Buildings, bridges and offshore infrastructure might one day stand on pilings modeled on snakeskin, based on research at the University of California, Davis, Department of Civil and Environmental Engineering. With surfaces designed to move through soil more easily in one direction than the other, snakeskin pilings would be easier to drive into soil but difficult to pull out.
It’s part of an effort to solve engineering problems by looking at what nature has already accomplished, said Alejandro Martínez, assistant professor of civil and environmental engineering at UC Davis.
“We’re using bioinspired surfaces to create solutions for civil engineering,” Martínez said.
One common problem in civil engineering is how to stabilize structures such as buildings, retaining walls or wind turbines in weak soils.
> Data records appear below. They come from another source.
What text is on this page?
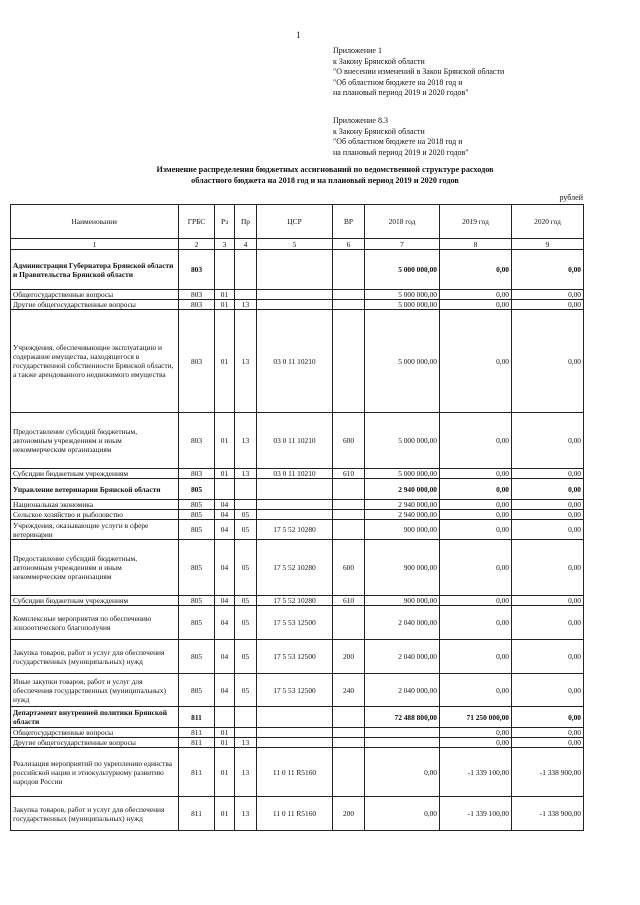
1
Приложение 1
к Закону Брянской области
"О внесении изменений в Закон Брянской области
"Об областном бюджете на 2018 год и
на плановый период 2019 и 2020 годов"
Приложение 8.3
к Закону Брянской области
"Об областном бюджете на 2018 год и
на плановый период 2019 и 2020 годов"
Изменение распределения бюджетных ассигнований по ведомственной структуре расходов
областного бюджета на 2018 год и на плановый период 2019 и 2020 годов
рублей
Наименование	ГРБС	Рз	Пр	ЦСР	ВР	2018 год	2019 год	2020 год
1	2	3	4	5	6	7	8	9
Администрация Губернатора Брянской области и Правительства Брянской области	803					5 000 000,00	0,00	0,00
Общегосударственные вопросы	803	01				5 000 000,00	0,00	0,00
Другие общегосударственные вопросы	803	01	13			5 000 000,00	0,00	0,00
Учреждения, обеспечивающие эксплуатацию и содержание имущества, находящегося в государственной собственности Брянской области, а также арендованного недвижимого имущества	803	01	13	03 0 11 10210		5 000 000,00	0,00	0,00
Предоставление субсидий бюджетным, автономным учреждениям и иным некоммерческим организациям	803	01	13	03 0 11 10210	600	5 000 000,00	0,00	0,00
Субсидии бюджетным учреждениям	803	01	13	03 0 11 10210	610	5 000 000,00	0,00	0,00
Управление ветеринарии Брянской области	805					2 940 000,00	0,00	0,00
Национальная экономика	805	04				2 940 000,00	0,00	0,00
Сельское хозяйство и рыболовство	805	04	05			2 940 000,00	0,00	0,00
Учреждения, оказывающие услуги в сфере ветеринарии	805	04	05	17 5 52 10280		900 000,00	0,00	0,00
Предоставление субсидий бюджетным, автономным учреждениям и иным некоммерческим организациям	805	04	05	17 5 52 10280	600	900 000,00	0,00	0,00
Субсидии бюджетным учреждениям	805	04	05	17 5 52 10280	610	900 000,00	0,00	0,00
Комплексные мероприятия по обеспечению эпизоотического благополучия	805	04	05	17 5 53 12500		2 040 000,00	0,00	0,00
Закупка товаров, работ и услуг для обеспечения государственных (муниципальных) нужд	805	04	05	17 5 53 12500	200	2 040 000,00	0,00	0,00
Иные закупки товаров, работ и услуг для обеспечения государственных (муниципальных) нужд	805	04	05	17 5 53 12500	240	2 040 000,00	0,00	0,00
Департамент внутренней политики Брянской области	811					72 488 800,00	71 250 000,00	0,00
Общегосударственные вопросы	811	01					0,00	0,00
Другие общегосударственные вопросы	811	01	13				0,00	0,00
Реализация мероприятий по укреплению единства российской нации и этнокультурному развитию народов России	811	01	13	11 0 11 R5160		0,00	-1 339 100,00	-1 338 900,00
Закупка товаров, работ и услуг для обеспечения государственных (муниципальных) нужд	811	01	13	11 0 11 R5160	200	0,00	-1 339 100,00	-1 338 900,00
Engineers typically anchor structures in place by driving pilings or installing anchors deep into the soil. Friction between the soil and the piling or anchor dissipates the load from the structure into the soil.
Martínez became interested in snakes about four years ago because their scales are arranged asymmetrically so that they have more friction in one direction than the other. Indeed, different snake species have different specializations: Some are excellent burrowers while others are expert tree climbers. He collaborated with the Museum of Vertebrate Zoology at UC Berkeley, which has an extensive collection of snake specimens. Working with Professor Brian Todd, a herpetologist at the UC Davis Department of Wildlife, Fish and Conservation Biology, Martínez selected a few species to look at in detail. In collaboration with Duncan Irschick at the University of Massachusetts, Amherst, and Simon Baeckens at the University of Antwerp, Belgium, the researchers developed technology to measure the surface features of snakeskin in three dimensions to facilitate the translation to civil engineering applications.
Testing scale models
In collaboration with Hans Henning Stutz at Aarhus University, Denmark, Martínez’s laboratory developed scale models of pilings based on snakeskin and tested them in the lab. Martínez’s team, including graduate student Kyle O’Hara, has also evaluated the performance of snakeskin-inspired piles at the Center for Geotechnical Modeling at UC Davis. The center’s giant centrifuge (9 m in radius) allows civil engineers to build scale models of soils and structures in them, and see what happens to them under different depths and other soil conditions.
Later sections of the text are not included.